Asymmetry in Assigning Blame/credit for Side-effects

The Side-Effect Effect:

Knobe presented passers-by in a Manhattan park with the following scenario. The 

CEO of a company is sitting in his office when his Vice President of R&D comes in and says, ‘We are thinking of starting a new programme. It will help us increase profits, but it will also harm the environment.’ The CEO responds that he doesn’t care about harming the environment and just wants to make as much profit as possible. The programme is carried out, profits are made and the environment is harmed.

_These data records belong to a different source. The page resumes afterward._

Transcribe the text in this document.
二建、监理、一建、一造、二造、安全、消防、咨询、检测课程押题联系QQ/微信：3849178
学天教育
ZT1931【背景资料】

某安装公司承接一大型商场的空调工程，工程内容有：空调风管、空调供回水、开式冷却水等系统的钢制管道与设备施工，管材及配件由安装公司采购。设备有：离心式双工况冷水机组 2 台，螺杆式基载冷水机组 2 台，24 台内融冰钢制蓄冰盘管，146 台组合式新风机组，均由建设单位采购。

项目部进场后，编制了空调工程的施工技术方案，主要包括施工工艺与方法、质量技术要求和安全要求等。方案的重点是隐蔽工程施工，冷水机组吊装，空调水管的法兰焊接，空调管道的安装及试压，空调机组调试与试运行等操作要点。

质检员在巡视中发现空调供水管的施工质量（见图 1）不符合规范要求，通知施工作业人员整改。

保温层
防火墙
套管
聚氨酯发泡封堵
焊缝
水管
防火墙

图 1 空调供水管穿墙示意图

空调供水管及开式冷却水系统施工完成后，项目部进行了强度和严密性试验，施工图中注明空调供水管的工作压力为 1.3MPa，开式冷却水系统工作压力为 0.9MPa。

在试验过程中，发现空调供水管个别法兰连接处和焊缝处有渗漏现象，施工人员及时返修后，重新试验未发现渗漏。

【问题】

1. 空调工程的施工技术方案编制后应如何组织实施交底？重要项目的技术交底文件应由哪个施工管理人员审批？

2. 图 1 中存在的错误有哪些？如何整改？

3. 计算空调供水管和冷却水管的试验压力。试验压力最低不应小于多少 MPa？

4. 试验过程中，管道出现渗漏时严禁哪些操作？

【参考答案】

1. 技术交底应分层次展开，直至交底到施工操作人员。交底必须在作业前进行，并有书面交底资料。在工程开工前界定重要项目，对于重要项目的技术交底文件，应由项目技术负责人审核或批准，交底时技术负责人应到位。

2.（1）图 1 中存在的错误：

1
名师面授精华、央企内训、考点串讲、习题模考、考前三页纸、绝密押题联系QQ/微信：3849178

Did the CEO intentionally harm the environment? The vast majority of people Knobe quizzed – 82 per cent – said he did. But what if the scenario is changed such that the word ‘harm’ is replaced with ‘help’? In this case the CEO doesn’t care about helping the environment, and still just wants to make a profit – and his actions result in both outcomes. Now faced with the question ‘Did the CEO intentionally help the environment?’, just 23 per cent of Knobe’s participants said ‘yes’ (Knobe, 2003a).

This asymmetry in responses between the ‘harm’ and ‘help’ scenarios, now known as the Knobe effect, provides a direct challenge to the idea of a one-way flow of judgments from the factual or non-moral domain to the moral sphere. ‘These data show that the process is actually much more complex,’ argues Knobe. Instead, the moral character of an action’s consequences also seems to influence how non-moral aspects of the action – in this case, whether someone did something intentionally or not – are judged.[8]

This bit of apparent stupidity is probably more than just an aversion to (publicly) assign credit to people (because it will incline us toward rewarding the person we credit), or a prejudice against CEOs.